Многие письма предлагали ортодоксальное утешение, говоря, по сути: «Бог не наказывает нас по своей воле».
Когда он прочитал несколько таких писем, он сказал:
— Ну, почему же Он тогда это делает? Мы не напрашиваемся. Почему Он берет на себя этот труд?
Я предположил, что это чувство, которое, вероятно, дает утешение самому автору письма.
— Так и есть, — сказал он, — и я рад этому — рад всему, что приносит утешение кому бы то ни было.
Он говорил о Боге более высокого порядка — Боге великих неизменных законов, и вскоре заснул, довольно мирно, и, действительно, покой приходил к нему всё больше с каждым днем с мыслью, что Джин, Сьюзи и их мать больше не могут страдать. Миссис Габрилович он написал:
РЕДДИНГ, КОННЕКТИКУТ, 29 декабря 1909 г. О, Клара, дорогая Клара, я так рад, что она избавилась от этого и в безопасности — в безопасности! Я не в меланхолии; думаю, я больше никогда не буду в меланхолии.
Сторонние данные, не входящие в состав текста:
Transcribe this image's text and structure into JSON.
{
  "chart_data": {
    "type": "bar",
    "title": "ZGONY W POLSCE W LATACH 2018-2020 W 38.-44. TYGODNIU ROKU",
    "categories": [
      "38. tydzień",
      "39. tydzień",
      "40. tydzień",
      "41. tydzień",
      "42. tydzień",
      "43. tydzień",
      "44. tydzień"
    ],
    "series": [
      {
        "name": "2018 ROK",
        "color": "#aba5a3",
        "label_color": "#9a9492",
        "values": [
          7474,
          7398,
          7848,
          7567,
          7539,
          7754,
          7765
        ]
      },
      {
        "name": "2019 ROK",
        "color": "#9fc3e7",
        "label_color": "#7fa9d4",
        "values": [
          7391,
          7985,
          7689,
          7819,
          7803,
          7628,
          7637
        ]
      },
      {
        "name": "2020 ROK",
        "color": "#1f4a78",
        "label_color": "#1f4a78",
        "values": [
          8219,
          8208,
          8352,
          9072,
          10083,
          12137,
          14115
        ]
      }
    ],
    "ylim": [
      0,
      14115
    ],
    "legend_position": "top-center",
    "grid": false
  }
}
Видишь ли, я был в таком отчаянии, когда осознал, что ты далеко, и никто не стоял между ней и опасностью, кроме меня — а я мог умереть в любой момент, и тогда — о, тогда что стало бы с ней! Ведь она была своенравной, ты знаешь, и ее было бы невозможно контролировать. Ты не можешь себе представить, какой она была милой в те последние два-три дня; и какой прекрасной, и доброй, и милой, и благородной — и радостной, слава Богу! — и какой интеллектуально блестящей. Я никогда не знал Джин раньше. Я осознал это. Но я не должен пытаться писать о ней — я не могу. Я уже излил свое сердце пером, записывая те последние день или два. Я пришлю тебе это — и ты не должна позволять никому, кроме Осипа, читать это. Прощай. Я так люблю тебя! И Осипа. ОТЕЦ.
CCXC. ВОЗВРАЩЕНИЕ НА БЕРМУДЫ
Не думаю, что он пытался писать что-либо еще для печати. Его ум был занят идеями, но он был готов скорее говорить, чем писать, скорее даже, чем играть в бильярд, казалось, хотя у нас было несколько спокойных партий — последних, в которые мы когда-либо играли вместе. По вечерам он просил музыки, предпочитая шотландские мелодии, такие как «Bonnie Doon» и «The Campbells are Coming». Помню, однажды, сыграв для него последнюю, он с большим чувством рассказал, как горцы под предводительством генерала Колина Кэмпбелла атаковали Лакхнау, вдохновленные этой волнующей мелодией. Когда он уходил на покой, я обычно сидел с ним, и он переходил к литературе, или теологии, или науке, или истории — истории вселенной и человека.
Однажды вечером он говорил о тех, кто написал лишь одну бессмертную вещь и на этом остановился. Он упомянул «Ben Bolt».
— Я встречал этого человека однажды, — сказал он. — В детстве я пел «Sweet Alice, Ben Bolt», а в старости, пятнадцать лет назад, я встретил человека, который ее написал. Его звали Браун. — [Томас Данн Инглиш. Мистер Клеменс, по-видимому, помнил только имя, сатирически присвоенное ему Эдгаром Алланом По, «Томас Данн Браун».] — Он был стар, забыт, просто воспоминание. Помню, как меня взволновало осознание того, что это был тот самый автор «Sweet Alice, Ben Bolt». Он был просто случайностью. У него было видение, и он повторил его. Многие люди делают это — они облекают в компактную форму то, что мы все смутно чувствовали. «Twenty Years Ago» — точно такая же: «Я бродил по деревне, Том, и сидел под деревом» — и «Last Leaf» Холмса — еще одна: память о священном прошлом и надгробия тех, кого мы любим. Всё это так прекрасно — прошлое всегда прекрасно.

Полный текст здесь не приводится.